A decade after its launch, Bank of America Merrill Lynch's 401(k) platform for small businesses is approaching 1 million participants — and it's expanding beyond its signature 401(k) focus.

"We feel like we have momentum," said Rich Linton, the executive responsible for managing B of A Merrill Lynch's small-business retirement solutions.

The small-business 401(k) platform, known as Advisor Alliance, provides Merrill Lynch investment and advisory services along with record keeping and retirement plan administration services to small businesses. At the start of 2011, the program's assets stood at a record $26 billion, up from $22 billion at the end of 2009 and $17 billion at the end of 2008.

B of A Merrill Lynch projects that the platform, which around the middle of last year touched about 900,000 participants, could reach 1 million by the end of this year, at more than 40,000 employers. The growth appears to be largely driven by companies with $5 million to $25 million in retirement plan assets, Linton said.

In addition to 401(k) solutions, Advisor Alliance, which until last year was known as MLConnect, has begun delving into the defined benefits arena. B of A Merrill Lynch in April 2011 expanded relationships with two of its 12 preferred partners within Advisor Alliance — John Hancock Financial, a unit of Manulife Financial Corp., and Hartford Financial Services Group Inc. — to include defined benefit plans for small-business clients and prospects with up to $5 million of plan assets.

The expansion grew out of feedback from advisers, said Linton, a former Fidelity Investments executive who joined B of A Merrill Lynch last year. "When I came aboard in July, advisers said, 'We're really only using a sliver of our partners' services,' " he said.

Adding defined benefit plans to the mix makes sense, said Sophie Schmidt, senior wealth management analyst with Aite Group in Boston.
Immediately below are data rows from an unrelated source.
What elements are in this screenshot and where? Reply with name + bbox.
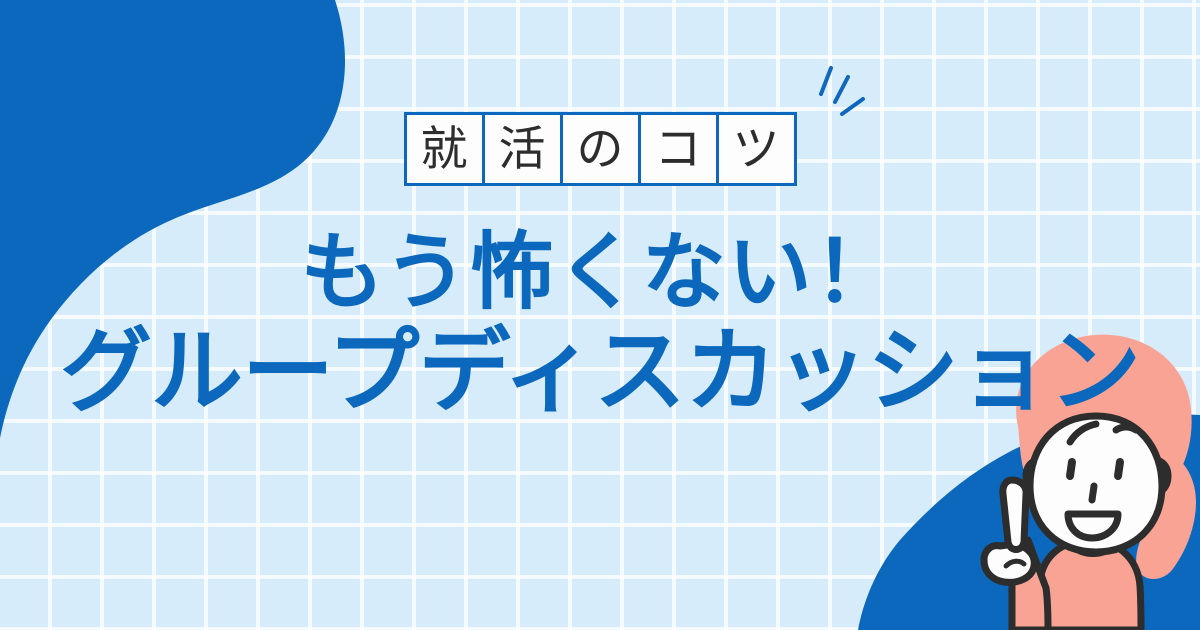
badge-cell-4: コ xyxy=(638,112,719,186)
badge-cell-3: の xyxy=(560,112,641,186)
sparkle-stroke-1 xyxy=(821,68,831,94)
sparkle-lines xyxy=(795,62,865,124)
category-badge: 就 活 の コ ツ xyxy=(0,112,1200,186)
headline-line-1: もう怖くない！ xyxy=(0,224,1200,320)
hair-strand-2 xyxy=(1116,427,1136,430)
badge-cell-5: ツ xyxy=(716,112,797,186)
badge-cell-1: 就 xyxy=(404,112,485,186)
right-eye-icon xyxy=(1118,462,1120,476)
badge-cell-2: 活 xyxy=(482,112,563,186)
banner-canvas: 就 活 の コ ツ もう怖くない！ グループディスカッション xyxy=(0,0,1200,630)
pointing-girl-front-layer xyxy=(900,330,1200,630)
sparkle-stroke-2 xyxy=(835,77,848,102)
index-finger-shape xyxy=(1003,480,1026,550)
nose-icon xyxy=(1092,486,1094,500)
mouth-icon xyxy=(1068,514,1118,538)
left-eye-icon xyxy=(1070,462,1072,476)
sparkle-stroke-3 xyxy=(842,99,863,114)
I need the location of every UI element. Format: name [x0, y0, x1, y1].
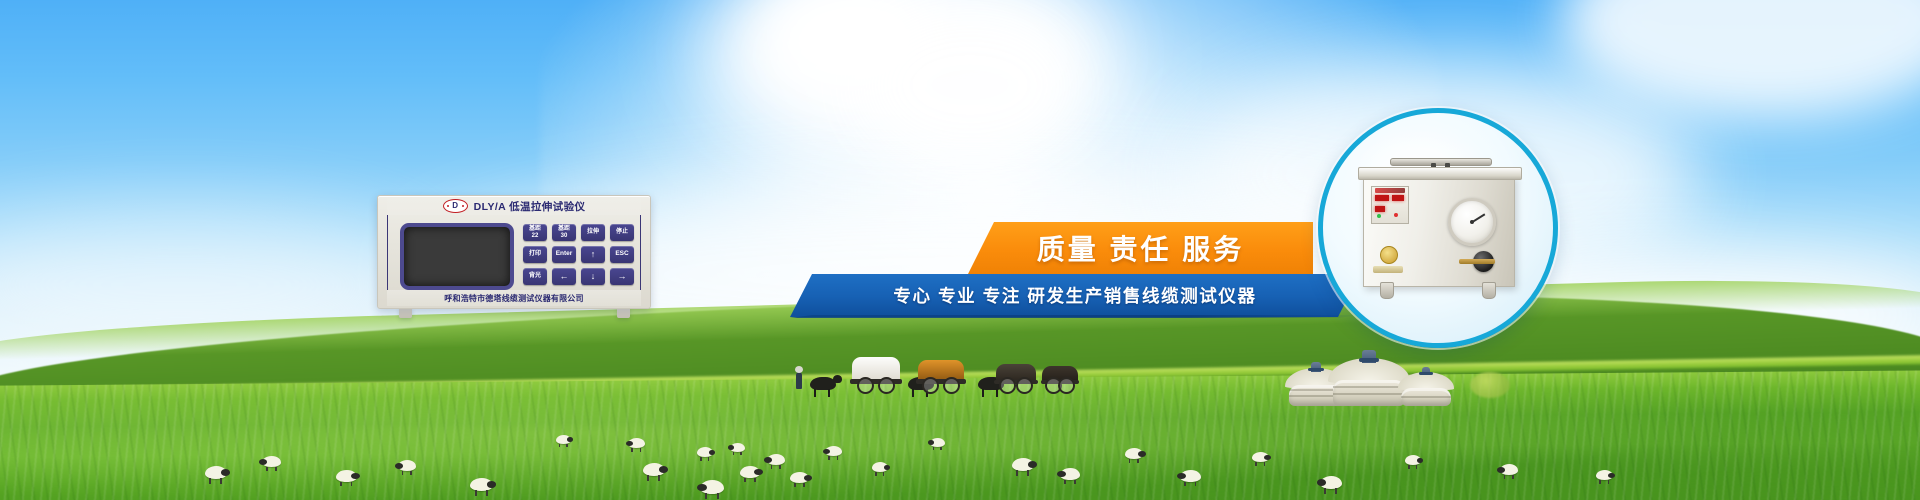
lid-handle-icon [1390, 158, 1492, 166]
herder-figure [796, 372, 802, 389]
key-arrow-right[interactable]: → [610, 268, 634, 285]
test-chamber-product [1363, 175, 1515, 287]
slogan-secondary-text: 专心 专业 专注 研发生产销售线缆测试仪器 [893, 283, 1256, 308]
key-esc[interactable]: ESC [610, 246, 634, 263]
sheep [825, 446, 842, 456]
ox-cart-caravan [790, 352, 1080, 398]
device-keypad: 基距 22 基距 30 拉伸 停止 打印 Enter ↑ ESC 背光 ← ↓ … [523, 224, 634, 285]
sheep [336, 470, 357, 482]
logo-letter: D [452, 202, 458, 210]
chamber-lid [1358, 167, 1522, 180]
brand-emblem-icon [1380, 246, 1398, 264]
key-arrow-up[interactable]: ↑ [581, 246, 605, 263]
sheep [930, 438, 945, 447]
sheep [1125, 448, 1143, 459]
chamber-control-panel [1371, 186, 1409, 224]
sheep [872, 462, 888, 472]
brand-nameplate [1373, 266, 1403, 273]
sheep [1500, 464, 1518, 475]
device-model-title: DLY/A 低温拉伸试验仪 [474, 199, 586, 214]
tensile-tester-device: D DLY/A 低温拉伸试验仪 基距 22 基距 30 拉伸 停止 打印 Ent… [377, 195, 651, 309]
caster-wheel-left [1380, 282, 1394, 299]
sheep [1060, 468, 1080, 480]
sheep [205, 466, 227, 479]
slogan-band-primary: 质量 责任 服务 [968, 222, 1313, 274]
key-enter[interactable]: Enter [552, 246, 576, 263]
sheep [628, 438, 645, 448]
sheep [1252, 452, 1269, 462]
sheep [262, 456, 281, 467]
cart-4 [1042, 370, 1078, 392]
slogan-band-secondary: 专心 专业 专注 研发生产销售线缆测试仪器 [790, 274, 1360, 317]
cart-1 [852, 358, 900, 392]
device-lcd-screen [400, 223, 514, 290]
key-base-22[interactable]: 基距 22 [523, 224, 547, 241]
device-header: D DLY/A 低温拉伸试验仪 [387, 197, 641, 215]
key-base-30[interactable]: 基距 30 [552, 224, 576, 241]
sheep [740, 466, 760, 478]
sheep [643, 463, 665, 476]
yurt-crown-icon [1422, 367, 1431, 376]
sheep [1012, 458, 1034, 471]
sheep [1405, 455, 1421, 465]
cart-3 [996, 368, 1036, 392]
indicator-lamp-red [1394, 213, 1398, 217]
sheep [470, 478, 493, 491]
key-stop[interactable]: 停止 [610, 224, 634, 241]
sheep [730, 443, 745, 452]
brand-logo-icon: D [443, 199, 468, 213]
slogan-band-shadow [790, 315, 1360, 318]
sheep [697, 447, 713, 457]
key-backlight[interactable]: 背光 [523, 268, 547, 285]
sheep [398, 460, 416, 471]
hero-banner: D DLY/A 低温拉伸试验仪 基距 22 基距 30 拉伸 停止 打印 Ent… [0, 0, 1920, 500]
yurt-crown-icon [1362, 350, 1375, 362]
cloud-puff-b [860, 10, 1080, 160]
yurt-crown-icon [1311, 362, 1321, 372]
valve-knob-icon [1473, 251, 1494, 272]
cart-2 [918, 362, 964, 392]
caster-wheel-right [1482, 282, 1496, 299]
sheep [700, 480, 724, 494]
product-photo-circle [1318, 108, 1558, 348]
sheep [767, 454, 785, 465]
key-stretch[interactable]: 拉伸 [581, 224, 605, 241]
device-company-name: 呼和浩特市德塔线缆测试仪器有限公司 [387, 290, 641, 306]
sheep [1320, 476, 1342, 489]
sheep [556, 435, 571, 444]
ox-1 [810, 377, 836, 390]
slogan-primary-text: 质量 责任 服务 [1037, 228, 1245, 268]
sheep [1596, 470, 1613, 480]
key-print[interactable]: 打印 [523, 246, 547, 263]
yurt-right [1398, 372, 1454, 406]
sheep [1180, 470, 1201, 482]
key-arrow-left[interactable]: ← [552, 268, 576, 285]
sheep [790, 472, 809, 483]
key-arrow-down[interactable]: ↓ [581, 268, 605, 285]
indicator-lamp-green [1377, 214, 1381, 218]
pressure-gauge-icon [1448, 198, 1496, 246]
bush-right [1470, 372, 1510, 398]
Certain small businesses are increasingly returning to the plans as a perk for valuable employees. "It's becoming a way for small businesses to differentiate themselves," she said.

Growing companies in hot sectors are adopting the plans as a tool to retain valuable employees, Schmidt said. And such companies are the kind that may have initial public offers — enriching their leadership and creating potential new assets for advisers, she said.
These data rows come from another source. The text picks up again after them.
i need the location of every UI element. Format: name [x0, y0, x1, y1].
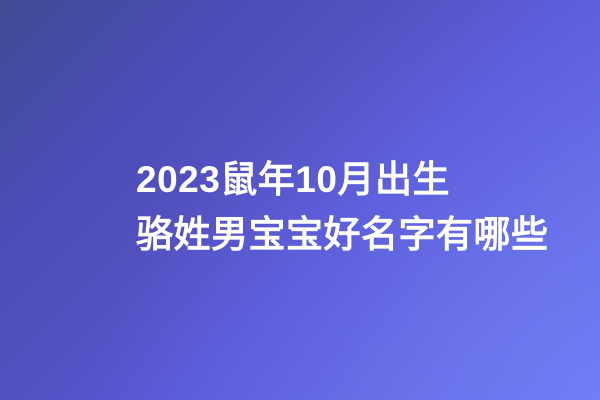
title-line-2: 骆姓男宝宝好名字有哪些	[136, 207, 576, 262]
title-line-1: 2023鼠年10月出生	[136, 152, 576, 207]
article-cover-card: 2023鼠年10月出生 骆姓男宝宝好名字有哪些	[0, 0, 600, 400]
page-title: 2023鼠年10月出生 骆姓男宝宝好名字有哪些	[136, 152, 576, 262]
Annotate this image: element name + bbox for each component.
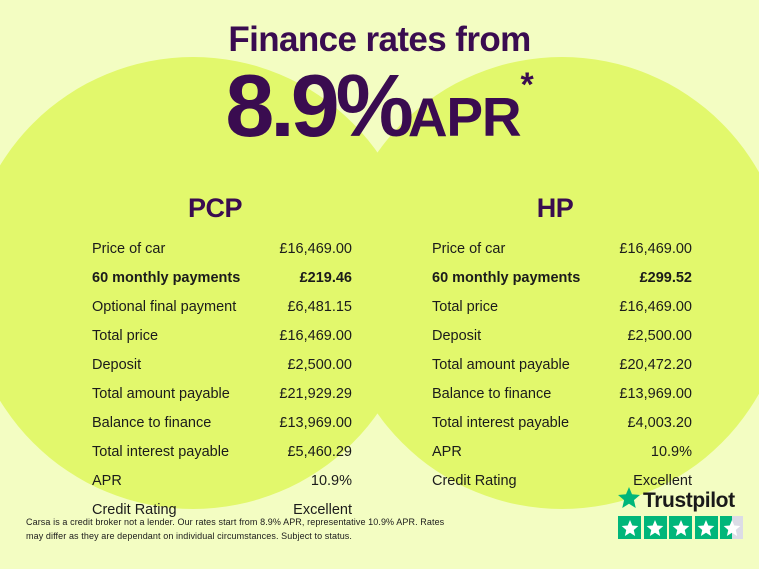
trustpilot-star-icon	[618, 487, 640, 513]
finance-table-hp-rows: Price of car £16,469.00 60 monthly payme…	[412, 242, 698, 489]
row-value: £299.52	[640, 271, 692, 286]
table-row: 60 monthly payments £299.52	[412, 271, 698, 286]
table-row: Total price £16,469.00	[72, 329, 358, 344]
table-row: 60 monthly payments £219.46	[72, 271, 358, 286]
rating-star-icon	[644, 516, 667, 539]
row-value: £13,969.00	[279, 416, 352, 431]
row-label: 60 monthly payments	[92, 271, 240, 286]
row-value: Excellent	[633, 474, 692, 489]
table-row: Total amount payable £21,929.29	[72, 387, 358, 402]
row-value: £5,460.29	[287, 445, 352, 460]
trustpilot-badge[interactable]: Trustpilot	[618, 488, 746, 539]
headline-rate: 8.9%APR*	[0, 62, 759, 150]
trustpilot-wordmark: Trustpilot	[618, 488, 746, 512]
trustpilot-label: Trustpilot	[643, 490, 735, 511]
row-value: £219.46	[300, 271, 352, 286]
row-label: Total interest payable	[432, 416, 569, 431]
trustpilot-rating-stars	[618, 516, 746, 539]
rate-number: 8.9%	[225, 56, 410, 155]
row-label: Deposit	[92, 358, 141, 373]
finance-table-pcp: PCP Price of car £16,469.00 60 monthly p…	[72, 193, 358, 532]
rating-star-icon	[669, 516, 692, 539]
row-value: £2,500.00	[287, 358, 352, 373]
row-label: Total price	[432, 300, 498, 315]
table-row: Price of car £16,469.00	[412, 242, 698, 257]
row-label: 60 monthly payments	[432, 271, 580, 286]
finance-table-pcp-title: PCP	[72, 193, 358, 224]
row-value: £16,469.00	[619, 300, 692, 315]
row-value: £20,472.20	[619, 358, 692, 373]
row-label: APR	[432, 445, 462, 460]
table-row: Total interest payable £5,460.29	[72, 445, 358, 460]
row-label: Total amount payable	[92, 387, 230, 402]
rating-star-half-icon	[720, 516, 743, 539]
row-label: APR	[92, 474, 122, 489]
table-row: Total amount payable £20,472.20	[412, 358, 698, 373]
table-row: Deposit £2,500.00	[72, 358, 358, 373]
row-label: Total price	[92, 329, 158, 344]
table-row: APR 10.9%	[72, 474, 358, 489]
row-value: £16,469.00	[279, 242, 352, 257]
table-row: Balance to finance £13,969.00	[72, 416, 358, 431]
row-label: Optional final payment	[92, 300, 236, 315]
finance-table-hp: HP Price of car £16,469.00 60 monthly pa…	[412, 193, 698, 503]
row-value: £16,469.00	[279, 329, 352, 344]
table-row: Deposit £2,500.00	[412, 329, 698, 344]
rating-star-icon	[618, 516, 641, 539]
row-value: 10.9%	[651, 445, 692, 460]
row-label: Total interest payable	[92, 445, 229, 460]
rate-suffix: APR	[408, 86, 521, 148]
row-label: Credit Rating	[432, 474, 517, 489]
rating-star-icon	[695, 516, 718, 539]
table-row: Price of car £16,469.00	[72, 242, 358, 257]
table-row: Credit Rating Excellent	[412, 474, 698, 489]
asterisk-marker: *	[520, 66, 533, 104]
finance-table-pcp-rows: Price of car £16,469.00 60 monthly payme…	[72, 242, 358, 518]
row-label: Total amount payable	[432, 358, 570, 373]
row-value: £21,929.29	[279, 387, 352, 402]
table-row: Total interest payable £4,003.20	[412, 416, 698, 431]
table-row: Balance to finance £13,969.00	[412, 387, 698, 402]
finance-rates-poster: Finance rates from 8.9%APR* PCP Price of…	[0, 0, 759, 569]
page-title: Finance rates from	[0, 22, 759, 59]
row-value: £6,481.15	[287, 300, 352, 315]
table-row: APR 10.9%	[412, 445, 698, 460]
row-label: Price of car	[92, 242, 165, 257]
row-label: Deposit	[432, 329, 481, 344]
row-value: £4,003.20	[627, 416, 692, 431]
row-label: Balance to finance	[432, 387, 551, 402]
finance-table-hp-title: HP	[412, 193, 698, 224]
row-label: Balance to finance	[92, 416, 211, 431]
table-row: Total price £16,469.00	[412, 300, 698, 315]
row-value: £16,469.00	[619, 242, 692, 257]
legal-disclaimer: Carsa is a credit broker not a lender. O…	[26, 516, 446, 544]
table-row: Optional final payment £6,481.15	[72, 300, 358, 315]
poster-content: Finance rates from 8.9%APR* PCP Price of…	[0, 0, 759, 569]
row-value: £13,969.00	[619, 387, 692, 402]
row-value: 10.9%	[311, 474, 352, 489]
row-label: Price of car	[432, 242, 505, 257]
row-value: £2,500.00	[627, 329, 692, 344]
Later this year, Advisor Alliance will add new preferred partners — Great-West Retirement Services, a unit of Great-West Life and Annuity Insurance Co., slated to join in May — as well as "new capabilities from existing partners," Linton said. "Those are our two focuses for Q2 and Q3."
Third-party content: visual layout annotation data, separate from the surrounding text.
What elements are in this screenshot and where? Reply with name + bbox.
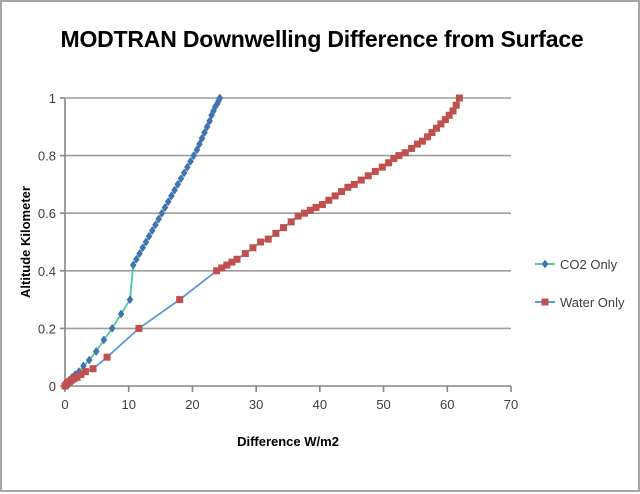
- x-tick-label: 70: [504, 397, 518, 412]
- data-point: [351, 181, 358, 188]
- y-axis-tick-labels: 00.20.40.60.81: [38, 91, 56, 394]
- data-point: [358, 177, 365, 184]
- x-tick-label: 40: [313, 397, 327, 412]
- data-point: [313, 204, 320, 211]
- y-tick-label: 0.4: [38, 264, 56, 279]
- series-line-0: [65, 98, 220, 386]
- data-point: [379, 164, 386, 171]
- legend-label-water-only: Water Only: [560, 295, 625, 310]
- tick-marks-group: [60, 98, 511, 392]
- data-point: [295, 213, 302, 220]
- data-point: [234, 256, 241, 263]
- x-tick-label: 0: [61, 397, 68, 412]
- data-point: [249, 244, 256, 251]
- x-tick-label: 30: [249, 397, 263, 412]
- legend-marker-co2-only: [542, 260, 549, 269]
- y-axis-title: Altitude Kilometer: [18, 186, 33, 298]
- data-point: [242, 250, 249, 257]
- data-point: [453, 102, 460, 109]
- data-point: [288, 218, 295, 225]
- x-axis-title: Difference W/m2: [237, 434, 339, 449]
- data-point: [82, 368, 89, 375]
- data-point: [176, 296, 183, 303]
- y-tick-label: 0.2: [38, 321, 56, 336]
- data-point: [338, 188, 345, 195]
- series-markers-group: [62, 94, 463, 391]
- data-point: [325, 197, 332, 204]
- data-point: [332, 192, 339, 199]
- legend-label-co2-only: CO2 Only: [560, 257, 618, 272]
- data-point: [456, 95, 463, 102]
- data-point: [257, 239, 264, 246]
- chart-legend: CO2 Only Water Only: [535, 257, 625, 310]
- data-point: [265, 236, 272, 243]
- x-tick-label: 60: [440, 397, 454, 412]
- y-tick-label: 0.6: [38, 206, 56, 221]
- data-point: [280, 224, 287, 231]
- x-tick-label: 10: [121, 397, 135, 412]
- y-tick-label: 1: [49, 91, 56, 106]
- legend-item-water-only[interactable]: Water Only: [535, 295, 625, 310]
- x-tick-label: 20: [185, 397, 199, 412]
- gridlines-group: [65, 98, 511, 328]
- x-axis-tick-labels: 010203040506070: [61, 397, 518, 412]
- chart-plot-area: 00.20.40.60.81 010203040506070 Differenc…: [2, 2, 640, 494]
- chart-container: MODTRAN Downwelling Difference from Surf…: [0, 0, 640, 492]
- y-tick-label: 0: [49, 379, 56, 394]
- legend-item-co2-only[interactable]: CO2 Only: [535, 257, 618, 272]
- data-point: [135, 325, 142, 332]
- data-point: [319, 201, 326, 208]
- data-point: [272, 230, 279, 237]
- x-tick-label: 50: [376, 397, 390, 412]
- data-point: [104, 354, 111, 361]
- data-point: [365, 172, 372, 179]
- legend-marker-water-only: [542, 299, 549, 306]
- data-point: [402, 149, 409, 156]
- data-point: [90, 365, 97, 372]
- axes-group: [65, 98, 511, 386]
- data-point: [344, 184, 351, 191]
- y-tick-label: 0.8: [38, 149, 56, 164]
- data-point: [395, 152, 402, 159]
- data-point: [372, 168, 379, 175]
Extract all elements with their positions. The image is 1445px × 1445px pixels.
In 2010, more than 2,000 of B of A Merrill Lynch's 15,500 financial advisers delivered at least one Advisor Alliance solution to a small-business owner client. That's up from 1,750 in 2009.

By the looks of it, the approach can work out well for the advisers, according to Schmidt. For one thing, it enables them to earn a modest ongoing fee for relatively little work, she said. "You don't necessarily have to do much work beyond partner and investment selection," she said. Employees likely often use the platform's self-service tools rather than going to the adviser for guidance, she said.

Also, using the platform to target small businesses provides a great way to gain access to wealthy executives, Schmidt said. "I see it as a great opportunity for Merrill Lynch financial advisers to get great clients that are small-business owners," she said. "Whereas if they go to a large firm, the [top executives] are probably beyond their wealth spectrum, and they probably already have advisers."

The recent enhancements to Advisor Alliance follow several in 2010. For instance, through a redesigned Web-based portal, B of A Merrill Lynch financial advisers review the investment performance of retirement plan funds and generate customizable quarterly reports for small-business owners.

Expanding B of A's retirement business is a crucial goal of Sallie Krawcheck, who took the helm in 2009 as head of its wealth management and brokerage operations. In the small-business arena, nearly 8,200 Merrill Lynch advisers delivered at least one new small-business retirement solution to their clients in 2010, including Advisor Alliance, simplified employee pension plans and simple individual retirement accounts, and B of A Merrill Lynch's Retirement Cash Management Account product. That was up 10% from 2009.

The company's institutional retirement business, which targets larger employers, last year gathered $17 billion of new retirement benefit plan assets, across the 401(k), pension and equity compensation plan markets.